Just less than a week ago, the Tampa Bay Rays and Boston Red Sox had one of the most heated series we’ve seen between the teams. Games 1 and 2 were both won by Rays walk-offs. Game 3 was a more comfortable win for the Rays, 8-5, but a brawl between the teams made it just as intense as the other two games. Now the clubs will begin another series tonight, this one in Boston. To gain some perspective on some recently developed Red Sox storylines, I talked to Sean Sylver of Bosoinjection.com
Drew Jenkins: Clay Buchholz has struggled mightily this year, and then just recently he went on the DL with a knee injury. How big of a hit have his struggles been to the Red Sox?

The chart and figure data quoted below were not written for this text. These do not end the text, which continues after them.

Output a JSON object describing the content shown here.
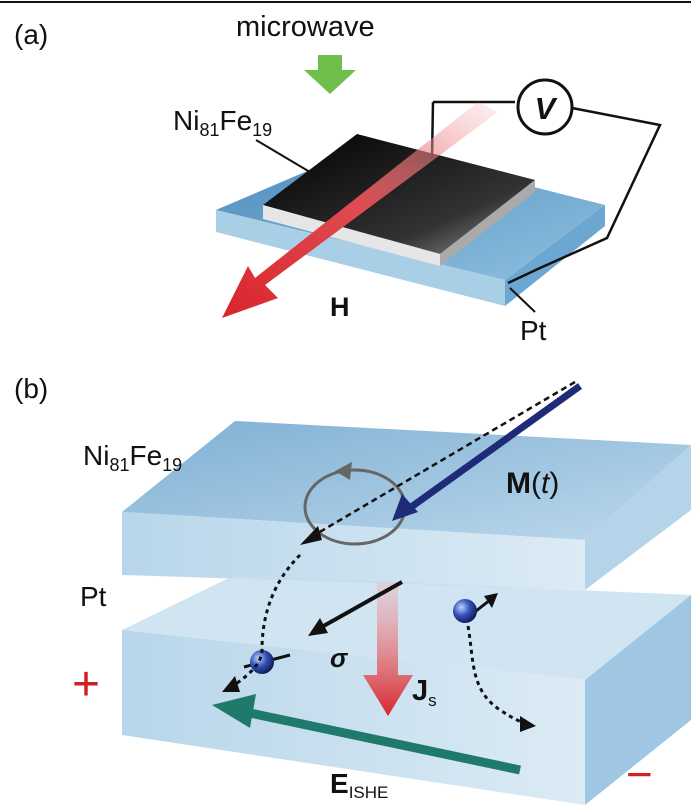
{
  "panel_a": {
    "tag": "(a)",
    "microwave": "microwave",
    "film": {
      "base": "Ni",
      "sub1": "81",
      "mid": "Fe",
      "sub2": "19"
    },
    "voltmeter": "V",
    "field": "H",
    "substrate": "Pt"
  },
  "panel_b": {
    "tag": "(b)",
    "film": {
      "base": "Ni",
      "sub1": "81",
      "mid": "Fe",
      "sub2": "19"
    },
    "magnetization": {
      "bold": "M",
      "open": "(",
      "italic": "t",
      "close": ")"
    },
    "substrate": "Pt",
    "plus": "+",
    "minus": "−",
    "spin": "σ",
    "spin_current": {
      "bold": "J",
      "sub": "s"
    },
    "field": {
      "bold": "E",
      "sub": "ISHE"
    }
  },
  "colors": {
    "slab_top": "#9fc4df",
    "slab_side": "#cfe3f1",
    "pt_layer": "#5e9cc9",
    "h_arrow": "#d8252b",
    "m_arrow": "#1f2a78",
    "e_arrow": "#1f7a6b",
    "microwave_arrow": "#6fbf4a",
    "sign": "#d02020"
  }
}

Sean Sylver: Buchholz’s struggles have been huge. The Red Sox lack a true ace, though Jon Lester and John Lackey would be desirable front-of-the-rotation arms for any team. This means they need contributions up and down the staff. Buchholz clearly has the highest ceiling of the starters, as exhibited by his other-worldly 2013 (12-1, 1.74). For him to struggle yet again has been frustrating given the way his career has gone; failing to show up in 2014 has cost them a bunch of wins.
DJ: The Red Sox have received little production out of their centerfielders this year. Do you think that a combination of Jackie Bradley Jr. and Grady Sizemore is still the answer there, or do you think that the Sox need to go out of the organization to find help?

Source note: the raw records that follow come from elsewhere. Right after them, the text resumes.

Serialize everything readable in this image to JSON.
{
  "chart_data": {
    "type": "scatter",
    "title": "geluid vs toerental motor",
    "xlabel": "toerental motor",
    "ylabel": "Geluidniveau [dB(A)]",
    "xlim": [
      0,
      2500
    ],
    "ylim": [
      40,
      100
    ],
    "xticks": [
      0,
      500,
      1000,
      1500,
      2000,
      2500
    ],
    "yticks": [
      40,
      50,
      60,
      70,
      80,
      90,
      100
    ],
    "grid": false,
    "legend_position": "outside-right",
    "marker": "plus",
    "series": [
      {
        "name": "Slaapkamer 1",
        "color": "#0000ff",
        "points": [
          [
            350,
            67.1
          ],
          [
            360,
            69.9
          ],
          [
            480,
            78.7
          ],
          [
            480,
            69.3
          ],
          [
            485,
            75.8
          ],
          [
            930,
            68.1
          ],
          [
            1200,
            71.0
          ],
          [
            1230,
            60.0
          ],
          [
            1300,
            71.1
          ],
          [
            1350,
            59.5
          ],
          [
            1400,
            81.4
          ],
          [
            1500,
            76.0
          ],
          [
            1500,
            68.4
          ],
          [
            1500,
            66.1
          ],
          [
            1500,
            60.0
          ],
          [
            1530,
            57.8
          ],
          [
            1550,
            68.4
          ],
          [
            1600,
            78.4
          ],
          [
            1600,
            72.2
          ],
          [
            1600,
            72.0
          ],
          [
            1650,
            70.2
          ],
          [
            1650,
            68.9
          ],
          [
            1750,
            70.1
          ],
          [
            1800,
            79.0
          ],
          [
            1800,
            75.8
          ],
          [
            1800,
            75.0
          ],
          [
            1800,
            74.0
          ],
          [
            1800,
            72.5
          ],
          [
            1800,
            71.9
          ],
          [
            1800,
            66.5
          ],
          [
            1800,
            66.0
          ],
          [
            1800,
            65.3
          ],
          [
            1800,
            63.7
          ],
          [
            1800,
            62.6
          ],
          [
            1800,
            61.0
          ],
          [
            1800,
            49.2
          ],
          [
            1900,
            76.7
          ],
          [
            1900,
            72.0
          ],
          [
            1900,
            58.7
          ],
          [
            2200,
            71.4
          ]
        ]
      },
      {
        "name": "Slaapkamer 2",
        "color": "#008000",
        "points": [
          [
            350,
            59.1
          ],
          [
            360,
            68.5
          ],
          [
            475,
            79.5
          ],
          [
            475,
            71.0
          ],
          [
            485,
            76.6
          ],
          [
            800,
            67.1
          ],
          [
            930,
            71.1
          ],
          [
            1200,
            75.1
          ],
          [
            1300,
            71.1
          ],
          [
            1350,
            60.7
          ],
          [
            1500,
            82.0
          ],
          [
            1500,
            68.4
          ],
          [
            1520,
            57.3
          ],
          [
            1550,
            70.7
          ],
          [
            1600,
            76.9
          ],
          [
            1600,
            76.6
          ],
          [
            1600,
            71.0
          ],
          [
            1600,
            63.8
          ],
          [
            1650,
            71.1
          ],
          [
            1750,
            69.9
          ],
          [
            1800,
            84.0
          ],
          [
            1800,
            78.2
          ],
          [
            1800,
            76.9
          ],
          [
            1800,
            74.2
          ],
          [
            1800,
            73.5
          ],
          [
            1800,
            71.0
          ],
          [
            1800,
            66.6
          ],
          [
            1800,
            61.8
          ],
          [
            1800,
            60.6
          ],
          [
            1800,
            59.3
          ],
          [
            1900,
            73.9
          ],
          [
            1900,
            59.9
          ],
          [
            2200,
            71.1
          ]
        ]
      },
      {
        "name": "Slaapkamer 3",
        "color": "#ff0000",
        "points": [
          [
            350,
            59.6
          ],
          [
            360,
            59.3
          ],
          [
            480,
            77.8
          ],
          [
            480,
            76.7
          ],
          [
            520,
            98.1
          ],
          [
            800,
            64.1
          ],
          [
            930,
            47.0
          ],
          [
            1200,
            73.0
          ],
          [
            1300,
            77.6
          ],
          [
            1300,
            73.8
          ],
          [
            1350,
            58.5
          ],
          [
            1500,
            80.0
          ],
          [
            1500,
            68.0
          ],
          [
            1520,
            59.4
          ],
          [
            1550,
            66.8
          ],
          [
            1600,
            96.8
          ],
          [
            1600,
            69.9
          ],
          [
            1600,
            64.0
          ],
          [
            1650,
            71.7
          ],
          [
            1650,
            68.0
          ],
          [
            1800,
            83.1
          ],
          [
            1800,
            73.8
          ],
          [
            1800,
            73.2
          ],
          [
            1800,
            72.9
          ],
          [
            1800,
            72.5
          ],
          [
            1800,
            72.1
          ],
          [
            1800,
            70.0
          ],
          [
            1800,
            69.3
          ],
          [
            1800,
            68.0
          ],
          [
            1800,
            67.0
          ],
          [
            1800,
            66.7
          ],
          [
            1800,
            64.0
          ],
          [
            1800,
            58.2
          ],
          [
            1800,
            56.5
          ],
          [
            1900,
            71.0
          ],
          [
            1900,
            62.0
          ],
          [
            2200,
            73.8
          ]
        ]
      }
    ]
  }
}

SS: We were all rooting for the Sizemore comeback story out of the gate and recognize Bradley’s long-term importance to the team. That said, the outfield has come up short in ’14. There are too many “ifs” out there, from Shane Victorino‘s health, to the Sizemore wild card, the growing pains of Bradley and the disappearance of Daniel Nava. That said, out-bidding the Yankees for Jacoby Ellsbury‘s services probably wasn’t the most sound fiscal approach, either. As the Sox have cobbled together a few wins, some of these guys are contributing and it might be a sign of positive things to come. I think Bradley stays around in center, but the Sox might have to look outside the organization and cut ties with Sizemore and/or some of the feel-good members of the ’13 outfield if they don’t get their act together.
DJ: We have heard rumors about some players disliking the way that A.J. Pierzynski carries himself during games and in the clubhouse. Do you think that this could turn into a serious issue, maybe to the point that the Red Sox consider trading Pierzynski?
SS: I think the rumors fit a convenient narrative for baseball pundits. Some people miss Jarrod Saltalamacchia and yes, he and AJP are slightly different players. Jon Lester also prefers David Ross behind the plate; it’s not unusual that a pitcher clicks with a particular catcher on the staff. But Pierzynski has been decent. He’s throwing out runners, hitting about in line with his career numbers, and keeping the seat warm for the next generation of Sox catchers – Christian Vasquez and Blake Swihart. I don’t think he’s dragging down the clubhouse — losing has been dragging down the clubhouse. It’s a lot more fun in there when you’re winning.
DJ: Overall the Red Sox have struggled this year, but the talent is still there and they certainly haven’t been helped by injuries. What has to change to get some of these guys going for the rest of the season?
SS: I think 2013 was the confluence of a number of factors — health and luck principal among them — that allowed the team to take home the title. If they can get Shane Victorino back in the lineup (and hitting), integrate Stephen Drew, close those lineup holes and find four consistent starters, this will help them avoid losing streaks like the recent crushing 10-game slide. They’ve also had pretty rotten luck in 2014; a couple of balls bouncing in their favor could help take the edge off and get this team rolling back in the right direction.
Thanks to Sean for taking the time to answer my questions! Good luck to the Red Sox in this series, but let’s hope the Rays can bring home a couple of wins.